Here, then, is why Young Adult (YA) fiction is awesome: because it takes all that hard, nasty, awful stuff and it never looks away. It doesn’t flinch. It doesn’t bullshit anybody — and if there’s anybody who can smell bullshit, it’s a teenager. It has the courage and compassion to not treat teens like coddled pinheads and instead gives them fiction that represents them. These aren’t protagonists who are unfamiliar to young readers. These aren’t stories and situations that seem alien. This is shit that’s happening to them, their friends, their acquaintances online — but here, the fiction allows them to see it, hold it, deal with it both at the ground level and from a sky’s eye view. They see protagonists who are able to suffer the slings and arrows of youth — and Sweet Jesus are those some poisonous arrows — and who are then capable of rising beyond and above, persevering and above all else, surviving.

Because that’s what adolescents need to know: that they can survive this time of their life, a time that could easily be noted as the “Dark Ages” of one’s own personal history.

Like I said yesterday on the Twitters, YA is the fiction-born equivalent of the “It Gets Better” phenomenon. It brings meaning and context to the most troubling time of one’s life.

Do we really believe that teens don’t embrace darkness to make sense of darkness? To see the power that comes from mastering it?

When I was a very young child, I had a dream with old classic movie monsters that scared the piss out of me — but eventually, I learned to control the dream and master the monsters and in doing so, stole the power away. The dream then ceased to be scary. Why would we want to rob teens (or pre-teens, or adults, or anybody) the chance to look into darkness to understand and master it? Why does WSJ pretend that the issues and “ugliness” put forth by YA fiction aren’t the same things that teenagers are thinking about, worrying about, talking about, and above all else dealing with day to day? To take that away, to give them sanitized, bleach-washed fiction that fails to speak truth would be a true crime, and would represent a far more serious danger. That’s not to say there’s anything wrong with escapist entertainment, I just don’t know that adolescents always want an escape. I think they’d rather find a way to understand.

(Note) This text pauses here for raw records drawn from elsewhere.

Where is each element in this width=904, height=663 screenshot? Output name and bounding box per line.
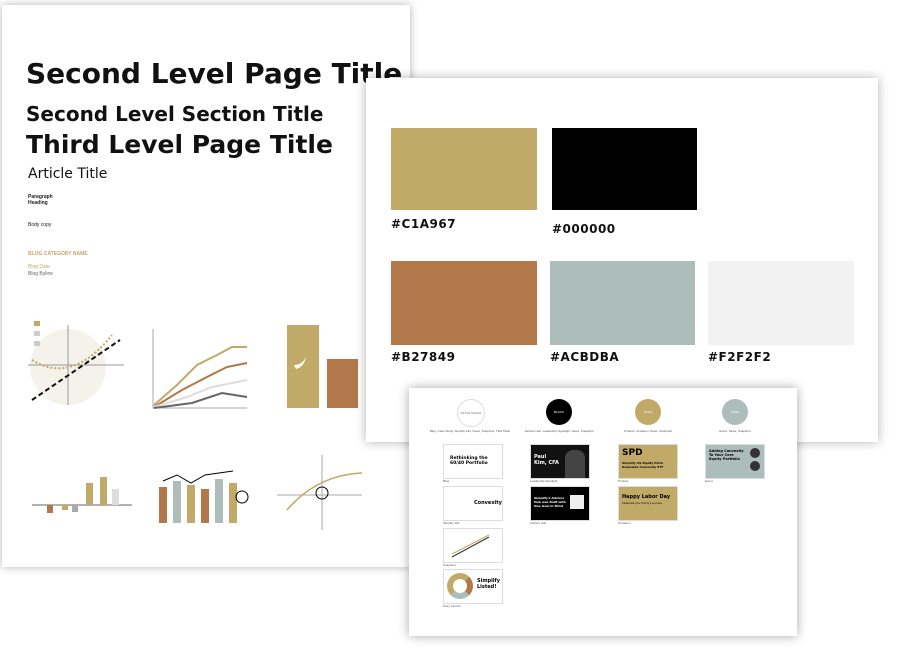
swatch-sage	[550, 261, 695, 345]
thumb-caption: Blog	[443, 479, 450, 483]
swatch-copper	[391, 261, 537, 345]
themes-card: WHITE SILVER Blog, Case Study, Simplify …	[409, 388, 797, 636]
thumb-title: Adding Convexity To Your Core Equity Por…	[709, 449, 744, 461]
thumbnail-occasion[interactable]: Happy Labor Day Celebrate your family's s…	[618, 486, 678, 521]
thumbnail-product[interactable]: SPD Simplify US Equity PLUS Downside Conv…	[618, 444, 678, 479]
thumb-caption: Simplify 101	[443, 521, 460, 525]
theme-usage: Advisor Hub, Leadership Spotlight, News,…	[524, 429, 594, 433]
scatter-illustration	[28, 321, 124, 405]
thumbnail-advisor-hub[interactable]: Simplify's Advisor Hub was Built with On…	[530, 486, 590, 521]
thumbnail-blog[interactable]: Rethinking the 60/40 Portfolio	[443, 444, 503, 479]
swatch-gold	[391, 128, 537, 210]
byline-sample: Blog Byline	[28, 271, 54, 277]
thumb-subtitle: Celebrate your family's success.	[622, 502, 663, 505]
waterfall-illustration	[32, 477, 132, 513]
thumb-caption: Snapshot	[443, 563, 456, 567]
swatch-black	[552, 128, 697, 210]
bar-illustration	[287, 325, 358, 408]
thumb-title: Paul Kim, CFA	[534, 454, 559, 466]
thumb-caption: Occasion	[618, 521, 631, 525]
thumb-title: Rethinking the 60/40 Portfolio	[450, 456, 488, 466]
theme-circle-sage: SAGE	[722, 399, 748, 425]
thumb-caption: Product	[618, 479, 629, 483]
typography-page: Second Level Page Title Second Level Sec…	[2, 5, 410, 567]
thumb-title: SPD	[622, 448, 643, 458]
body-copy-sample: Body copy	[28, 222, 52, 228]
thumb-caption: Leadership Spotlight	[530, 479, 558, 483]
column-illustration	[159, 470, 249, 523]
thumb-caption: Story Launch	[443, 604, 461, 608]
thumb-title: Convexity	[474, 500, 502, 506]
swatch-label: #ACBDBA	[550, 350, 620, 364]
theme-usage: Event, News, Snapshot	[719, 429, 751, 433]
thumb-caption: Event	[705, 479, 713, 483]
paragraph-heading-sample: Paragraph Heading	[28, 194, 53, 206]
thumb-subtitle: Simplify US Equity PLUS Downside Convexi…	[622, 461, 664, 469]
article-title-sample: Article Title	[28, 166, 108, 182]
thumb-title: Happy Labor Day	[622, 494, 671, 500]
swatch-label: #F2F2F2	[708, 350, 772, 364]
thumb-title: Simplify's Advisor Hub was Built with On…	[534, 496, 566, 508]
thumbnail-simplify101[interactable]: Convexity	[443, 486, 503, 521]
theme-usage: Blog, Case Study, Simplify 101, News, Sn…	[429, 429, 511, 433]
convexity-illustration	[277, 455, 363, 530]
theme-circle-gold: GOLD	[635, 399, 661, 425]
thumbnail-event[interactable]: Adding Convexity To Your Core Equity Por…	[705, 444, 765, 479]
page-title-sample: Second Level Page Title	[26, 57, 403, 90]
thumb-title: Simplify Listed!	[477, 578, 500, 590]
category-sample: BLOG CATEGORY NAME	[28, 251, 88, 257]
chart-illustrations	[28, 321, 363, 530]
thumb-caption: Advisor Hub	[530, 521, 547, 525]
thumbnail-leadership[interactable]: Paul Kim, CFA	[530, 444, 590, 479]
theme-circle-white: WHITE SILVER	[457, 399, 485, 427]
swatch-light	[708, 261, 854, 345]
line-illustration	[152, 329, 248, 409]
theme-circle-black: BLACK	[546, 399, 572, 425]
swatch-label: #B27849	[391, 350, 456, 364]
thumbnail-story-launch[interactable]: Simplify Listed!	[443, 569, 503, 604]
date-sample: Blog Date	[28, 264, 50, 270]
third-title-sample: Third Level Page Title	[26, 130, 333, 159]
theme-usage: Product, Occasion, News, Snapshot	[623, 429, 673, 433]
thumbnail-snapshot[interactable]	[443, 528, 503, 563]
section-title-sample: Second Level Section Title	[26, 102, 324, 126]
swatch-label: #C1A967	[391, 217, 457, 231]
swatch-label: #000000	[552, 222, 616, 236]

At least, that’s how I was when I was that age. When I was a teenager I left my “reading level” behind and read scads of horror, thriller, and crime books. Because it felt more real. Now, the “reading level” has caught up with the expectations of the age, which sounds to me like a great thing. A brave thing, even.

It’s why I wish we saw more bravery in terms of Hollywood. Films sanitize where (at present) fiction reveals. One pretends the scab isn’t there; the other rips it off and lets it bleed fresh blood.

Right now, some of the strongest, strangest material being done right now in fiction is being done in the realms of YA. It’s good to get outside that comfort zone, because trust me, teenagers have no comfort zone.

I don’t think they’re afforded that luxury.

So you can suck it, WSJ.

(Be advised, normally I don’t do a Sunday post and instead post on Mondays — let’s just pretend this is Monday’s post that has ended up traveling backward in time and posting on Sunday. Shut up.)